In: Computer Science
Your company Beta has some users, hosts, and data that require high-level of security protection, while some users, hosts, and data that don’t need high-level security protection, just need to prevent outsider to access their data. How will you design your system to accommodate both types of users, hosts, and data. Describe how you will design the cloud
Think Adaptive and Elastic
The AWS cloud architecture should be such that it support growth of users, traffic, or data size with no drop in performance. It should also allow for linear scalability when and where an additional resource is added. The system needs to be able to adapt and proportionally serve additional load. Whether the AWS cloud architecture includes vertical scaling, horizontal scaling or both; it is up to the designer, depending on the type of application or data to be stored. But your design should be equipped to take maximum advantage of the virtually unlimited on-demand capacity of cloud computing.
Consider whether your AWS cloud architecture is being built for a short-term purpose, wherein you can implement vertical scaling. Else, you will need to distribute your workload to multiple resources to build internet-scale applications by scaling horizontally. Either way, your AWS cloud architecture should be elastic enough to adapt to the demands of cloud computing.
Also, knowing when to engage stateless applications, stateful applications, stateless components and distributed processing, makes your cloud very effective in its storage.
Treat servers as disposable resources
One of the biggest advantages of cloud computing is that you can treat your servers as disposable resources instead of fixed components. However, resources should always be consistent and tested. One way to enable this is to implement the immutable infrastructure pattern, which enables you to replace the server with one that has the latest configuration instead of updating the old server.
It is important to keep the configuration and coding as an automated and repeatable process, either when deploying resources to new environments or increasing the capacity of the existing system to cope with extra load. AWS Bootstrapping, AWS Golden Images or a Hybrid of the two will help you keep the process automated and repeatable without any human errors.
Bootstrapping can be executed after launching an AWS resource with default configuration. This will let you reuse the same scripts without modifications.

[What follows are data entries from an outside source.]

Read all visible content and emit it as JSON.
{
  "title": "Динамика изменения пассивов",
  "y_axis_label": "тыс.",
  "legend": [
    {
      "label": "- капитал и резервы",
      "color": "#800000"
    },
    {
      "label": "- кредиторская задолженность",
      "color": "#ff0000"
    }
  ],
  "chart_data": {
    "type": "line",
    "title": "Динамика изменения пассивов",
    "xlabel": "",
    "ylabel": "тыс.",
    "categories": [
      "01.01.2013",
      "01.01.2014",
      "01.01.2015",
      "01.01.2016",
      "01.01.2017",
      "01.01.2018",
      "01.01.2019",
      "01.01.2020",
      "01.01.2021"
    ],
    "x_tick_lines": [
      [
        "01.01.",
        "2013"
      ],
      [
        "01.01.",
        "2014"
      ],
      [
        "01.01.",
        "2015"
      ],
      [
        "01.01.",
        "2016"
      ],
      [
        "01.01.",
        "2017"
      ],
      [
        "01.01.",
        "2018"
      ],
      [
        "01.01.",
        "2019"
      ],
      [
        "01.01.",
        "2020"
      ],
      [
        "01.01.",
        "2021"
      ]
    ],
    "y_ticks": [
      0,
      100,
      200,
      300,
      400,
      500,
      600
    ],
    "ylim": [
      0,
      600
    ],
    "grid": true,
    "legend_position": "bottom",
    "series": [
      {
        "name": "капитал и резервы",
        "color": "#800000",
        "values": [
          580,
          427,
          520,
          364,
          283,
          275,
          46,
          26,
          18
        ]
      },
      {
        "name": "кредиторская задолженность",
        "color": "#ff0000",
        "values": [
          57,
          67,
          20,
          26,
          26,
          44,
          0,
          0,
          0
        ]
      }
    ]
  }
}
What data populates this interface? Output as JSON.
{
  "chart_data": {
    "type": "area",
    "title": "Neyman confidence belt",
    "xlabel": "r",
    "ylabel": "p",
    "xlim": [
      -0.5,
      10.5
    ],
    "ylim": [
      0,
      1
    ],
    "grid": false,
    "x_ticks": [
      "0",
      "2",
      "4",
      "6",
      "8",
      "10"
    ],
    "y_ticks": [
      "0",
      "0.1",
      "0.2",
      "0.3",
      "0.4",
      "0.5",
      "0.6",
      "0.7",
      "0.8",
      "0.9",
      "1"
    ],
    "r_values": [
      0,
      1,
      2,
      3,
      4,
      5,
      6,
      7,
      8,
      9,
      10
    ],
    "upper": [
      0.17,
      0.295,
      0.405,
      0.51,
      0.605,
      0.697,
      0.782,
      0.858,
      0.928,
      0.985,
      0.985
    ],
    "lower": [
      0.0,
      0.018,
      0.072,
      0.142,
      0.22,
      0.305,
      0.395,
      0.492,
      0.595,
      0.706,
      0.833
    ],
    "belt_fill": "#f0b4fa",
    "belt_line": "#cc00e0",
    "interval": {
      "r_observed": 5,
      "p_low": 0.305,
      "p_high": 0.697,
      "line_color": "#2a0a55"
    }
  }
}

But in comparison, the Golden Image approach results in faster start times and removes dependencies to configuration services or third-party repositories. Certain AWS resource types like Amazon EC2 instances, Amazon RDS DB instances, Amazon Elastic Block Store (Amazon EBS) volumes, etc., can be launched from a golden image.
When suitable, use a combination of the two approaches, where
some parts of the configuration get captured in a golden image,
while others are configured dynamically through a bootstrapping
action.
Not to be limited to the individual resource level, you can apply
techniques, practices, and tools from software development to make
your whole infrastructure reusable, maintainable, extensible, and
testable.
Automate Automate Automate
Unlike traditional IT infrastructure, Cloud enables automation of a number of events, improving both your system’s stability and the efficiency of your organization. Some of the AWS resources you can use to get automated are:
As an architect for the AWS Cloud, these automation resources are a great advantage to work with.
Implement loose coupling
IT systems should ideally be designed in a way that reduces inter-dependencies. Your components need to be loosely coupled to avoid changes or failure in one of the components from affecting others.

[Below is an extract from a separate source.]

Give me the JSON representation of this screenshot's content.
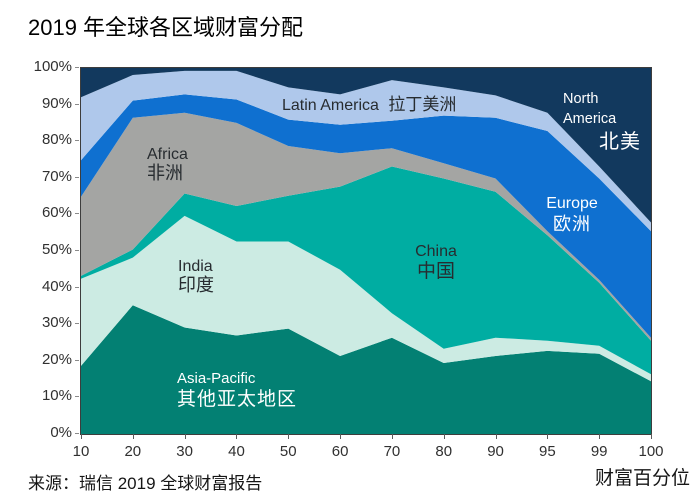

Your infrastructure also needs to have well defined interfaces that allow the various components to interact with each other only through specific, technology-agnostic interfaces. Modifying any underlying operations without affecting other components should be made possible.

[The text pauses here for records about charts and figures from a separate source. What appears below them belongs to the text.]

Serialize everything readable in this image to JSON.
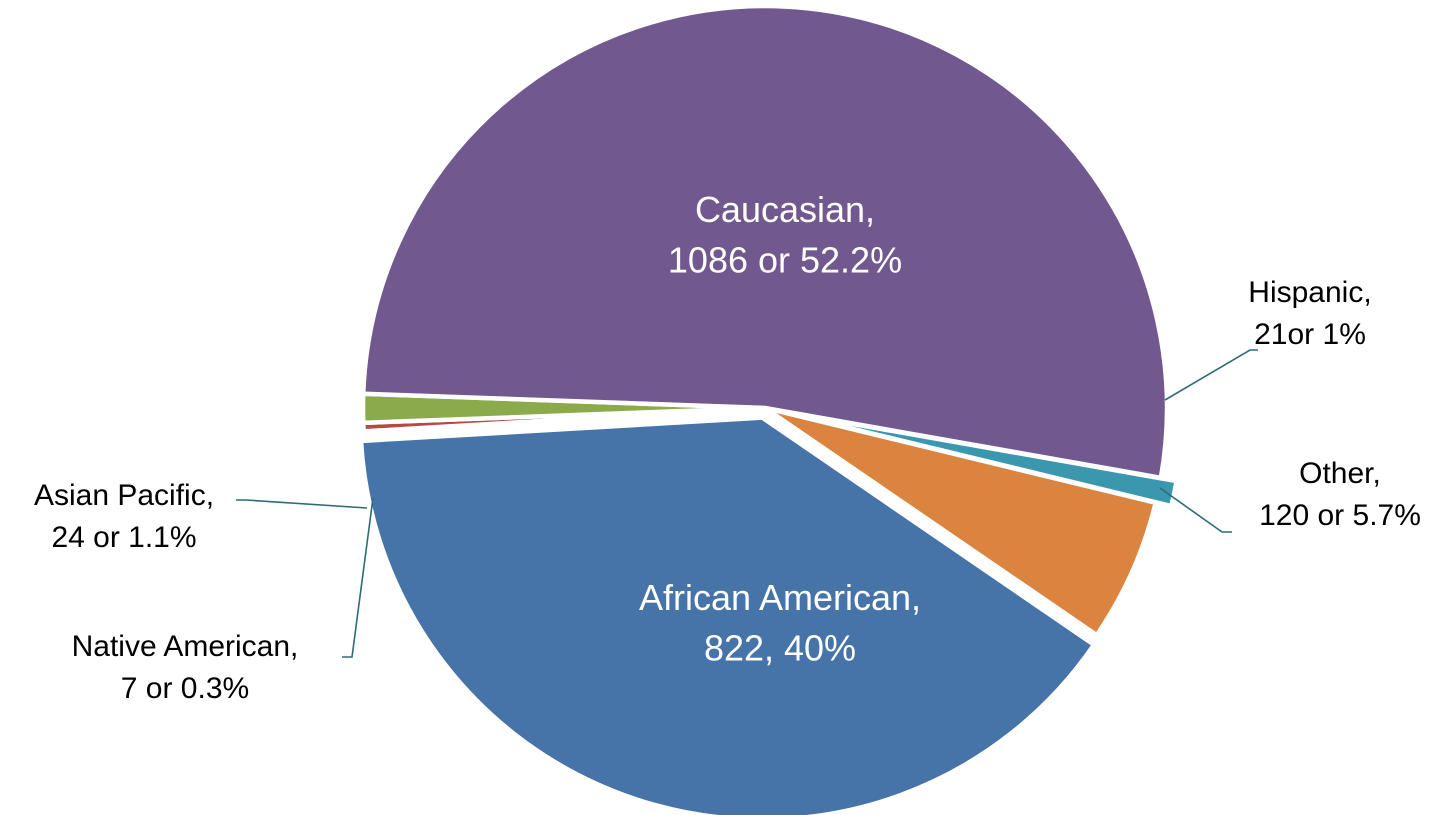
{
  "chart_data": {
    "type": "pie",
    "slices": [
      {
        "category": "Hispanic",
        "value": 21,
        "percent": 1,
        "label_lines": [
          "Hispanic,",
          "21or 1%"
        ],
        "color": "#3A97AE"
      },
      {
        "category": "Other",
        "value": 120,
        "percent": 5.7,
        "label_lines": [
          "Other,",
          "120 or 5.7%"
        ],
        "color": "#DA843F"
      },
      {
        "category": "African American",
        "value": 822,
        "percent": 40,
        "label_lines": [
          "African American,",
          "822, 40%"
        ],
        "color": "#4673A8"
      },
      {
        "category": "Native American",
        "value": 7,
        "percent": 0.3,
        "label_lines": [
          "Native American,",
          "7 or 0.3%"
        ],
        "color": "#B94743"
      },
      {
        "category": "Asian Pacific",
        "value": 24,
        "percent": 1.1,
        "label_lines": [
          "Asian Pacific,",
          "24 or 1.1%"
        ],
        "color": "#8AAA4B"
      },
      {
        "category": "Caucasian",
        "value": 1086,
        "percent": 52.2,
        "label_lines": [
          "Caucasian,",
          "1086 or 52.2%"
        ],
        "color": "#71598F"
      }
    ]
  }
}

In addition, by implementing service discovery, smaller services can be consumed without prior knowledge of their network topology details through loose coupling. This way, new resources can be launched or terminated at any point of time.
Loose coupling between services can also be done through asynchronous integration. It involves one component that generates events and another that consumes them. The two components do not integrate through direct point-to-point interaction, but usually through an intermediate durable storage layer. This approach decouples the two components and introduces additional resiliency. So, for example, if a process that is reading messages from the queue fails, messages can still be added to the queue to be processed when the system recovers.
Lastly, building applications in such a way that they handle component failure in a graceful manner helps you reduce impact on the end users and increase your ability to make progress on your offline procedures.
Focus on services, not servers
A wide variety of underlying technology components are required to develop manage and operate applications. Your AWS cloud architecture should leverage a broad set of compute, storage, database, analytics, application, and deployment services. On AWS, there are two ways to do that. The first is through managed services that include databases, machine learning, analytics, queuing, search, email, notifications, and more. For example, with the Amazon Simple Queue Service (Amazon SQS) you can offload the administrative burden of operating and scaling a highly available messaging cluster, while paying a low price for only what you use. Not only that, Amazon SQS is inherently scalable.
The second way is to reduce the operational complexity of running applications through server-less architectures. It is possible to build both event-driven and synchronous services for mobile, web, analytics, and the Internet of Things (IoT) without managing any server infrastructure.